Elevated endoplasmic reticulum stress reinforced immunosuppression in the tumor microenvironment via myeloid-derived suppressor cells

The role of endoplasmic reticulum (ER) stress in cancer has been studied in detail, and ER stress is known to increase tumor cell apoptosis, and thus, reduce tumor growth. However, in our study, persistent ER stress induced by multiple administrations of low-dose thapsigargin (Tg) accelerated tumor growth in mice.

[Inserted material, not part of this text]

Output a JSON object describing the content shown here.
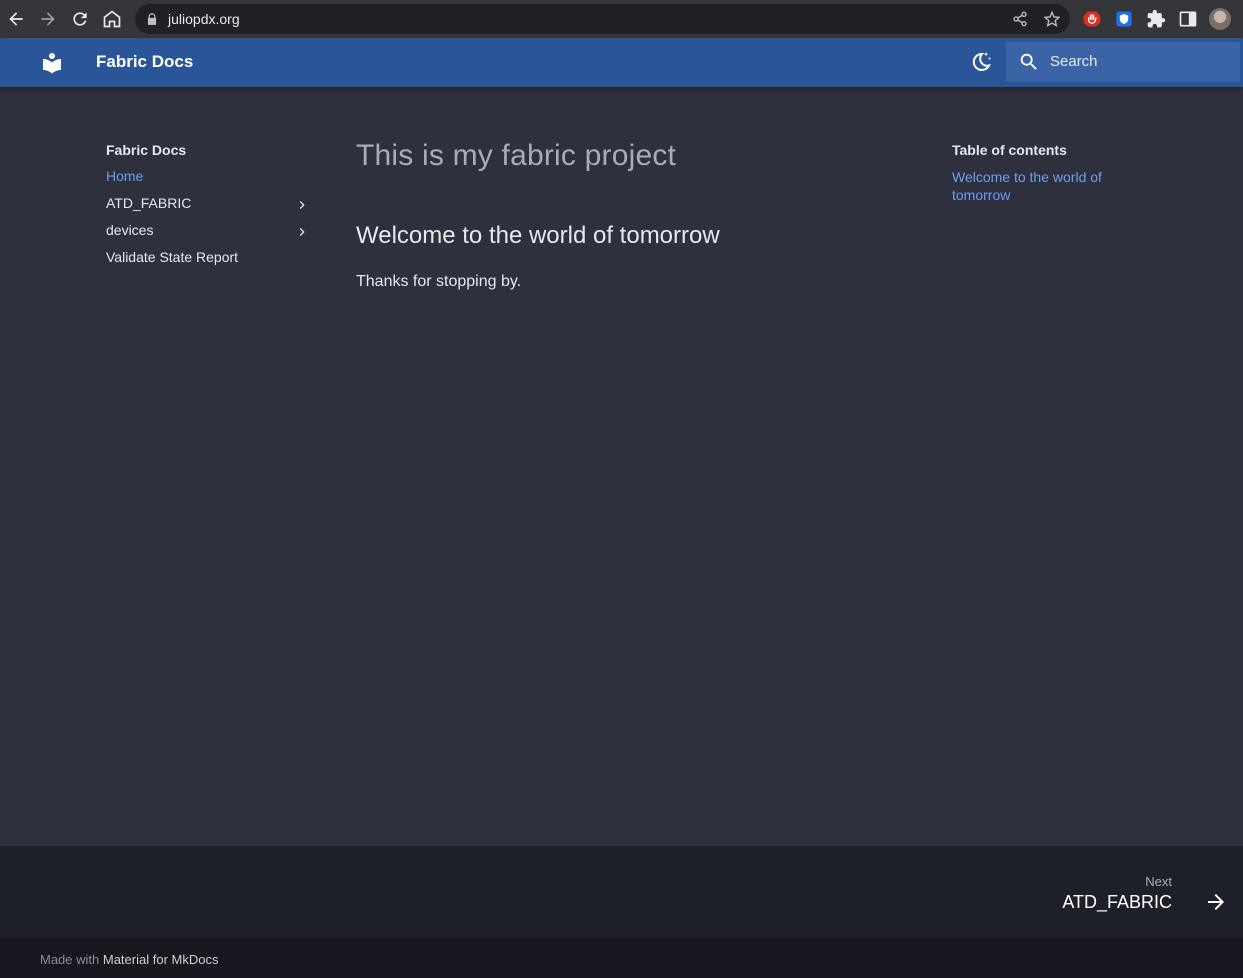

Tg-mediated ER stress increased the generation of Ly6G(+)CD11b(+) myeloid cells, but did not alter anti-tumor effector T cells. 4-Phenylbutyric acid (4-PBA), a chemical chaperone widely used as an ER stress reducer, attenuated Tg-induced myeloid-derived suppressor cell (MDSC) expansion and tumor growth. Tg-mediated ER stress enhanced the immunosuppressive capacity of tumor-infiltrating MDSCs by increasing expression of ARG1, iNOS, and NOX2, although splenic MDSCs were not affected. Consistent with these results, 4-PBA restored the anti-tumor immune response by regulating inflammatory cytokines such as TNF-α and CXCL1/KC, and activated tumor-infiltrating CD8(+) T cells that were inhibited by Tg-mediated ER stress. These results suggest that significant ER stress in a tumor-bearing host might induce tumor growth mediated by enhancement of MDSC-mediated suppression. Therefore, ER stress reducers such as 4-PBA could restore anti-tumor immunity by inhibiting suppressive MDSCs that are exacerbated by ER stress.